Transforming a quadratic function into its vertex form makes it easier to identify key features such as the vertex, which indicates the highest or lowest point on the graph. The vertex form of a quadratic function is expressed as \[ f(x) = a(x - h)^2 + k \]where

• \(a\) determines the opening direction and width of the parabola,
• \((h, k)\) are the coordinates of the vertex.

To convert a standard quadratic function to vertex form, completing the square is a crucial step. This transformation not only reveals the vertex but also the maximum or minimum value of the function.

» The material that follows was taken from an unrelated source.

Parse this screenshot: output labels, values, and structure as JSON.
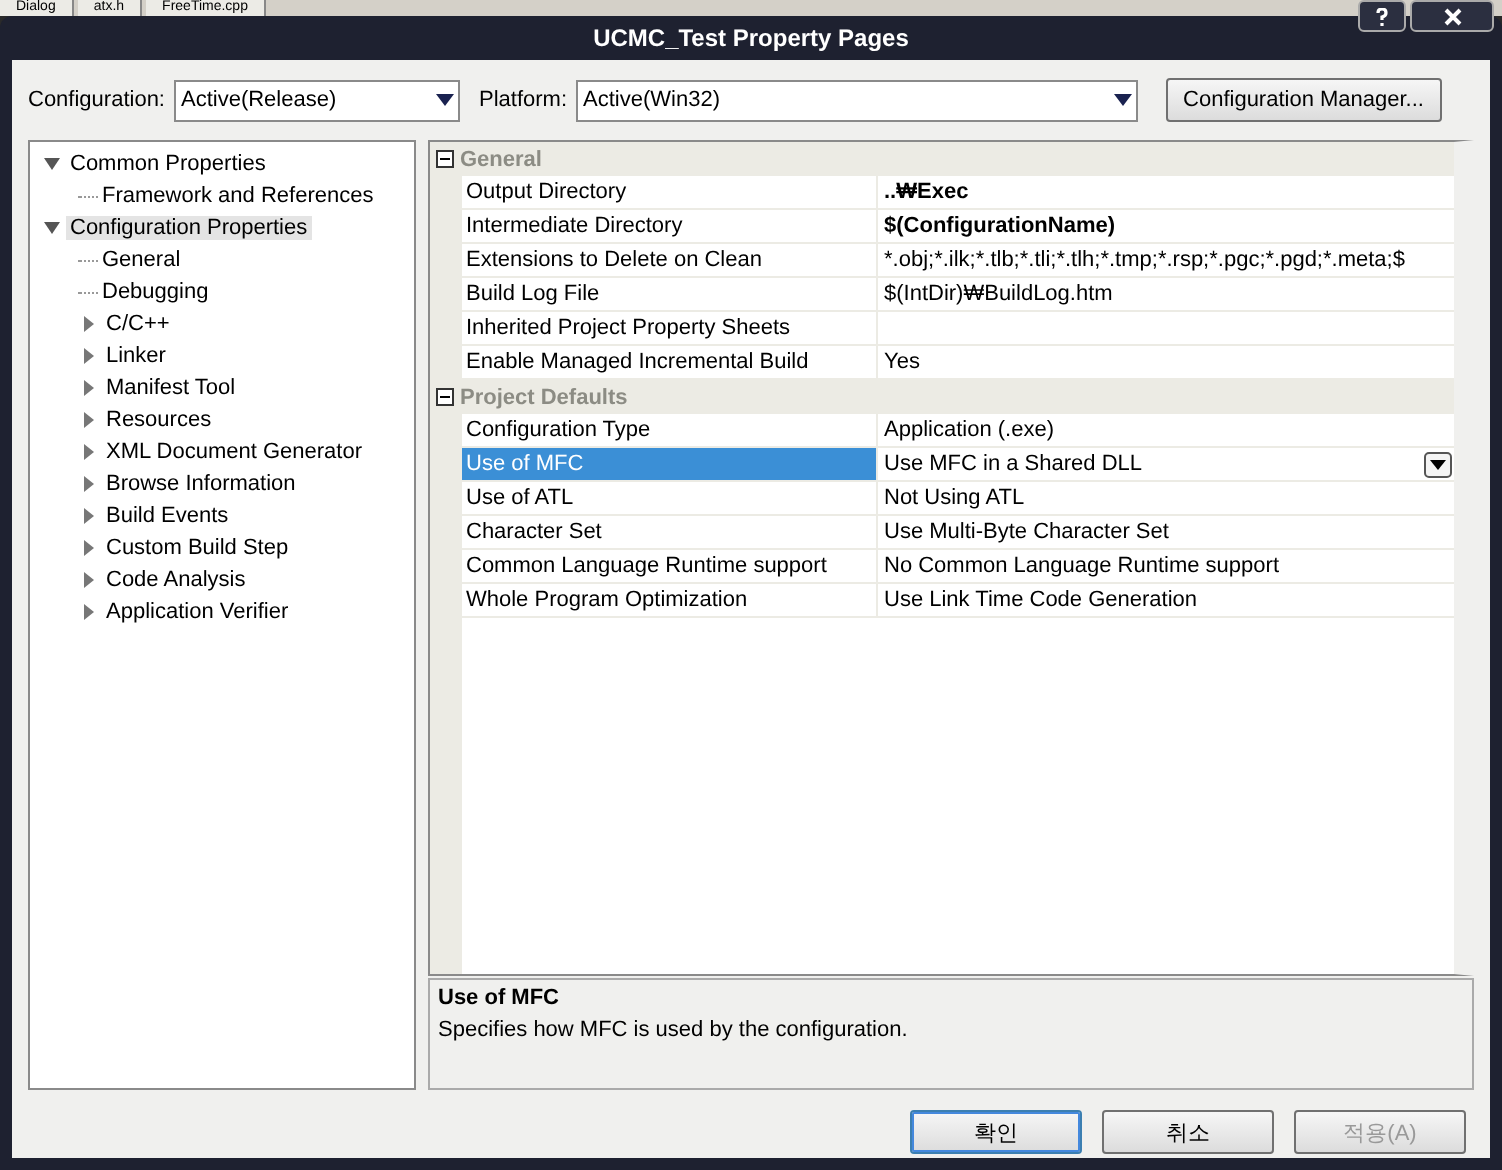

Completing the square is a method used to transform a quadratic equation into a form that makes it easier to graph. It's especially useful for converting the standard quadratic form\[ ax^2 + bx + c \]into vertex form. Here's how you complete the square:1. **Factor out** the coefficient of \(x^2\) from the first two terms if necessary.2. **Identify** the coefficient of \(x\) and divide it by 2, then square the result.3. **Add and subtract** this square inside the quadratic, adjusting the equation accordingly.For example, with the function \[ f(x) = -x^2 + 6x - 5 \],we factor out \(-1\) from the first two terms, and proceed to complete the square:

• Take half of \(6\), which is \(3\), and square it to get \(9\)
• Insert this inside the parentheses and adjust outside: \[ f(x) = -(x^2 - 6x + 9 - 9) - 5 \]then simplify and write as: \[ f(x) = -(x - 3)^2 + 4 \]

This process unveils the vertex of the parabola, making graphing and analysis straightforward.

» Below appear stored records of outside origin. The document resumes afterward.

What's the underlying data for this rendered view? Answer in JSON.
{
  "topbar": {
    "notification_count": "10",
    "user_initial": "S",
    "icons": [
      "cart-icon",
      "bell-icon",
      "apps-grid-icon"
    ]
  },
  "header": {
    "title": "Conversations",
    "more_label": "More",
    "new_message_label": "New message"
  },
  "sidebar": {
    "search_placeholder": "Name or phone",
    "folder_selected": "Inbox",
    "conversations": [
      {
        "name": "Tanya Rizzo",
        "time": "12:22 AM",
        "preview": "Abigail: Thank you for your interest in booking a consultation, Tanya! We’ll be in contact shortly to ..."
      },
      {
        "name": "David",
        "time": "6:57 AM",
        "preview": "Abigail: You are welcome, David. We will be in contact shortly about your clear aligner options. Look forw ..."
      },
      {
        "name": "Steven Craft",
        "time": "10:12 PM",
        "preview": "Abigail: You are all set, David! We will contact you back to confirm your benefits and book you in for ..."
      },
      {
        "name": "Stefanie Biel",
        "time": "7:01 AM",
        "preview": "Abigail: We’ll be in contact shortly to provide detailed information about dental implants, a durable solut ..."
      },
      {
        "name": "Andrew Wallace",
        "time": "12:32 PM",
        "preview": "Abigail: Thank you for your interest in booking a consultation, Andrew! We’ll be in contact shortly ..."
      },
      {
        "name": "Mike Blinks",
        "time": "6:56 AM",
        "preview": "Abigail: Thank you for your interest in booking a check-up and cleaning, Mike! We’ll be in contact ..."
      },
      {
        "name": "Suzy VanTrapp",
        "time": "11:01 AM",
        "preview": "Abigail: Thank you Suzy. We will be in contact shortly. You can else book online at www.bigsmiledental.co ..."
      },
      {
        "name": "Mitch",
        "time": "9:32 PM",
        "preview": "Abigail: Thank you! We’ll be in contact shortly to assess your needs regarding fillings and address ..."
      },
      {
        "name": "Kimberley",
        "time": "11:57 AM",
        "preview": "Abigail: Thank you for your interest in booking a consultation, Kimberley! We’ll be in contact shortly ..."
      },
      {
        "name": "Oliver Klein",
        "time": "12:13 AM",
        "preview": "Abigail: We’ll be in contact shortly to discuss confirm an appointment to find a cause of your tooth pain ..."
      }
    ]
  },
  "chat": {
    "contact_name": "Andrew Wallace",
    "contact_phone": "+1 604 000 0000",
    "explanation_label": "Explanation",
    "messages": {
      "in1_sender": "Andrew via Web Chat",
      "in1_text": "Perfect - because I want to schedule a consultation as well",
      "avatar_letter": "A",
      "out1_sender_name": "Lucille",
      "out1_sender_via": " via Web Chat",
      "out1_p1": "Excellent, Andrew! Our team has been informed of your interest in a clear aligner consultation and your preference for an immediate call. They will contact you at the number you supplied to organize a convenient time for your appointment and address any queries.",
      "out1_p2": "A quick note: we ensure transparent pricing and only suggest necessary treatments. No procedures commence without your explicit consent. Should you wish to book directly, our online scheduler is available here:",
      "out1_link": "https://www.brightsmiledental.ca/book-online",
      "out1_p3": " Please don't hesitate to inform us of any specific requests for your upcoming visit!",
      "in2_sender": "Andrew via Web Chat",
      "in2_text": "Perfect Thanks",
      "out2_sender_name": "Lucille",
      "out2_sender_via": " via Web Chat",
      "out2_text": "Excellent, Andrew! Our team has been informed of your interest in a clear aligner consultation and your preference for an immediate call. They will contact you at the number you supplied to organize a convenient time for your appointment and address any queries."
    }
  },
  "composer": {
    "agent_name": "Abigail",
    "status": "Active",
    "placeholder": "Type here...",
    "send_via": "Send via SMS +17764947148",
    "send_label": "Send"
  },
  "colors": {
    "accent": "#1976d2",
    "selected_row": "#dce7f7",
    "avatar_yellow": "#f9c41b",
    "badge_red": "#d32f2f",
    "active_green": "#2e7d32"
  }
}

Quadratic functions exhibit parabolic graphs, which inherently either have a highest or a lowest point, known as a vertex. Whether a function has a maximum or minimum depends on the coefficient \(a\) in the equation\[ f(x) = a(x - h)^2 + k \].

• If \(a > 0\), the parabola opens upwards, and the vertex is a minimum point.
• If \(a < 0\), the parabola opens downwards, indicating a maximum point at the vertex.

Let's consider the function \(f(x) = -(x - 3)^2 + 4\).Here, \(a = -1\), which means the parabola opens downwards. Thus, there is a maximum value, which can be found at the \(y\)-coordinate of the vertex. For our function, this is \(4\).

Understanding the domain and range of a quadratic function is key in knowing what \(x\) and \(y\) values are feasible. **Domain:**

• For quadratic functions, the domain is all real numbers since you can substitute any real number into \(x\) and obtain a valid output. Thus, the domain is expressed as \[ (-\infty, \infty) \].

**Range:**

• The range depends on whether the quadratic has a maximum or minimum value. If the parabola opens upwards, all outputs are above the vertex's \(y\)-coordinate. Conversely, if it opens downwards, outputs are below the vertex level.
• For \(f(x) = -(x - 3)^2 + 4\),the parabola opens downwards,delineating the range as \[ (-\infty, 4 ] \].

Consider both aspects when analyzing quadratic functions to fully grasp their input and output behaviors.